Canadian real estate affordability data paints a dreary future for young adults. BMO’s latest look at affordability reveals it hasn’t been this hard to buy a home since the late-80s bubble. The brief period of rising interest rates didn’t help, but there’s a bigger issue. Interest rates are the highest since 2001, but since then home prices grew 3x faster than incomes.
Canadian Real Estate Is The Least Affordable Since 1988
Nearly two generations of Canadians haven’t experienced such unaffordable shelter. In Greater Toronto, payments would cost buyers four-fifths (79%) a median household’s income. Keep in mind, this isn’t a ritzy part of town or even the downtown core. This is for a typical home across the whole Greater economic region, including its burbs.
“That’s just for the mortgage [in Toronto]; you could easily spend another 8% of income on property taxes, heating, condo fees, and other housing costs,” says Sal Guatieri, the BMO economist that authored the analysis.
It doesn’t get much better for most of Canada’s households. In Vancouver, a median household also needs to spend 78% of their income for a home. But these are big cities, right? The rest of the country must be significantly cheaper.
Zooming out is cheaper, but still out of reach. The national average is 39% for a mortgage, the maximum a borrower can lend. It screams credit-driven issue, but that’s beside the point. Once again, this is just the mortgage. Additional costs regularly incurred for homeownership drive that cost even higher.
Policymakers might boast of cost of living improvements, but housing is getting worse. “The [below] table shows that affordability has worsened in the past year due to higher interest rates and a partial rebound in prices,” says Guatieri.
Source: BMO Economics.
The Stress Test Is Stressful
Stress testing further complicates the issue. The stress test qualifies borrowers at a higher rate to ensure they can make the payments. It already proved its value during the recent rate hikes, reducing over leveraging. However, already high income requirements combine to make cities like Toronto less attainable.
“Qualifying at a rate two percentage points above your contract rate would imply mortgage service costs of 94% of annual income. That’s well above the bar set for federally regulated lenders of 39% which also includes other housing expenses,” Guatieri explains.
Canadian Interest Rates Were The Same In 2001, But Home Price Growth Tripled Income
Canadian interest rates are the highest since 2001, but affordability is much worse. The bank’s table shows that buying a home in 2001 required a “modest” 29% of income. Today is very different, largely due to Canada’s focus on non-productive growth.
“The difference is that prices have run nearly three times faster than incomes since then, spiking the ratio from four times income to eleven,” says Guatieri.
Not All of Canada Is Unaffordable, Just The Places You Want To Live
Despite surging home price across the country, some markets are still in reach. Most of Canada’s major cities are really close together, resulting in contagion. However, Canada’s a big country, and some markets just haven’t responded the same way.
“The problem is that a quarter of residents live in the two regions that are well beyond the reach of most buyers, while many other regions have become terribly expensive in the past three years,” he explains.
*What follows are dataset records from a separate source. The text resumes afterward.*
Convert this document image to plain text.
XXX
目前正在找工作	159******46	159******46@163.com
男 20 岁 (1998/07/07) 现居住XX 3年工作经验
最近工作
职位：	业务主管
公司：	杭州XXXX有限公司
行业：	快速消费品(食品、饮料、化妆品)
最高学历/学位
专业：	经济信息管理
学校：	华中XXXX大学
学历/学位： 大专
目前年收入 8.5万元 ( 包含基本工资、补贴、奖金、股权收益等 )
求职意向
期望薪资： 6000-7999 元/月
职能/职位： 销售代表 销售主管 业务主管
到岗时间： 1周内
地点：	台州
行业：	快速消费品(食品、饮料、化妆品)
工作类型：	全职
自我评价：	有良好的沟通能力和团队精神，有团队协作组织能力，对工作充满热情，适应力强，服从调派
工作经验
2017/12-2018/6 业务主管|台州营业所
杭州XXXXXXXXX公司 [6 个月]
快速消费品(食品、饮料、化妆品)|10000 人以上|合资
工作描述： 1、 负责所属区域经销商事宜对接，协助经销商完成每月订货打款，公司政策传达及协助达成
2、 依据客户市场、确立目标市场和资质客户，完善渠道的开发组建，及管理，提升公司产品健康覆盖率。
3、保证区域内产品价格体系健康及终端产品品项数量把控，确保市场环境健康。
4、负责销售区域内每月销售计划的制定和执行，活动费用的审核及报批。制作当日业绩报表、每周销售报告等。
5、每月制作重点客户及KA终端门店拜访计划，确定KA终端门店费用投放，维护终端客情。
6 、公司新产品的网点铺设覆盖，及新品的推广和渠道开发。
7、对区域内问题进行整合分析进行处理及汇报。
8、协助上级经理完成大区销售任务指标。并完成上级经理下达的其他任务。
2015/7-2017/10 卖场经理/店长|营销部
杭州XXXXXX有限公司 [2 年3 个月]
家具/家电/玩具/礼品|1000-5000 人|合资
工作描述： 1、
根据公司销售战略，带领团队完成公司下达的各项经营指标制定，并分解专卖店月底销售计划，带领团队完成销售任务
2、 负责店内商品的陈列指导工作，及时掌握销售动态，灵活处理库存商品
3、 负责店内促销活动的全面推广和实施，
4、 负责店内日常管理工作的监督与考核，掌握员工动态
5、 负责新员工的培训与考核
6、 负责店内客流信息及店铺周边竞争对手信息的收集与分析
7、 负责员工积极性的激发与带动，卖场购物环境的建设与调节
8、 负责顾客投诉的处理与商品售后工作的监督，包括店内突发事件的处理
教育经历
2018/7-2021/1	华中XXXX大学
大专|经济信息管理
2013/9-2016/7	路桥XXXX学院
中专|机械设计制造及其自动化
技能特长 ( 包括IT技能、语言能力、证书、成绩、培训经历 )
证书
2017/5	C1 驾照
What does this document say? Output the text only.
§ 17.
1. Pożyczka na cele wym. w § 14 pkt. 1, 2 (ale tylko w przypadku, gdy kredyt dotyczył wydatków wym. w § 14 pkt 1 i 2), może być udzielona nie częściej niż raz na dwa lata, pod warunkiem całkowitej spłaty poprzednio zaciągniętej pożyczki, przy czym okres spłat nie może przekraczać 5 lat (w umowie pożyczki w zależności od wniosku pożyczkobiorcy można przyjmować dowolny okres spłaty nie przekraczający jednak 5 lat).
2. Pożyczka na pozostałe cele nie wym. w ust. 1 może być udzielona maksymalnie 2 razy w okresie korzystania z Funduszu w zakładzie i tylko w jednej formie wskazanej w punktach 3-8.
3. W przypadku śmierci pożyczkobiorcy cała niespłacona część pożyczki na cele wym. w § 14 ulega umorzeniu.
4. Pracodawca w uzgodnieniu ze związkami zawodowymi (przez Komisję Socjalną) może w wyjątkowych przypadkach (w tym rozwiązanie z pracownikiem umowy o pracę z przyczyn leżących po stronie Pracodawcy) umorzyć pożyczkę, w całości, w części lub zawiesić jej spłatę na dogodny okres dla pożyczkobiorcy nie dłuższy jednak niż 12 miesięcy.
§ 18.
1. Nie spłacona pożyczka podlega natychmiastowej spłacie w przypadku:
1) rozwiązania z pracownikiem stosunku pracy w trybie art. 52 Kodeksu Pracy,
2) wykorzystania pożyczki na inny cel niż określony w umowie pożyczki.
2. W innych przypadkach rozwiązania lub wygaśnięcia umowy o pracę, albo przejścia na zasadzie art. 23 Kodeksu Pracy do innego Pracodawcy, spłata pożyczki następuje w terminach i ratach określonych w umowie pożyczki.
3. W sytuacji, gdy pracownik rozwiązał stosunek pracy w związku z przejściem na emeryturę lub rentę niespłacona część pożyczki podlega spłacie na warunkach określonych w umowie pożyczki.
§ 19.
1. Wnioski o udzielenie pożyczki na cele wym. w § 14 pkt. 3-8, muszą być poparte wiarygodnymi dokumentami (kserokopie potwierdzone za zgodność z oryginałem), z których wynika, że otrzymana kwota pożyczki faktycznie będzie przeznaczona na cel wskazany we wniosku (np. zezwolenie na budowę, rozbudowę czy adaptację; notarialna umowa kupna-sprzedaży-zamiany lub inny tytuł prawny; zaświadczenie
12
Adding, “If you want both affordability and life in the big city, then head to Montreal, Calgary or Ottawa, where mortgage payments consume just one-third of income, and many buyers would still pass the stress test.”
Calgary continues to print new highs, despite a recent pullback in other markets. The bank also suggests Saskatoon, Regina, Winnipeg, Edmonton, Quebec City, and St. John’s. All of those regions have servicing costs around 20% of the median income. They further note that some of those market may appeal to investors, due to the low input costs. Low input costs make it much easier to run a profitable rental.
Would Falling Interest Rates Help Affordability? BMO Believes It Can
Don’t expect relief anytime soon, since the bank’s take would be virtually impossible. “Relief will come only if interest rates fall sharply and prices lag incomes for a lengthy period,” explains Guatieri.
It’s a reasonable-sounding take, especially considering the rate home prices outpaced incomes. There’s just one kink in that take—lower rates have never improved affordability. Bank of Canada (BoC) research shows falling rates failed to improve affordability. Over the past 20 years, they helped to boost prices. Home prices adjusted to consume the additional leverage provided.
The Dutch central bank also found low rates funnel assets to richer households. A greater share of assets concentrated in wealthy households post-low rate shock. The wealthier the household, the more leverage provided by low rates. The math is also easier on investment properties when input costs are lower. Ultimately, this stimulates more demand.
The issue should be obvious at this point. We literally just saw a low rate shock result in a surge of investors and eroding affordability. But apparently no one can remember what happened immediately before rates surged.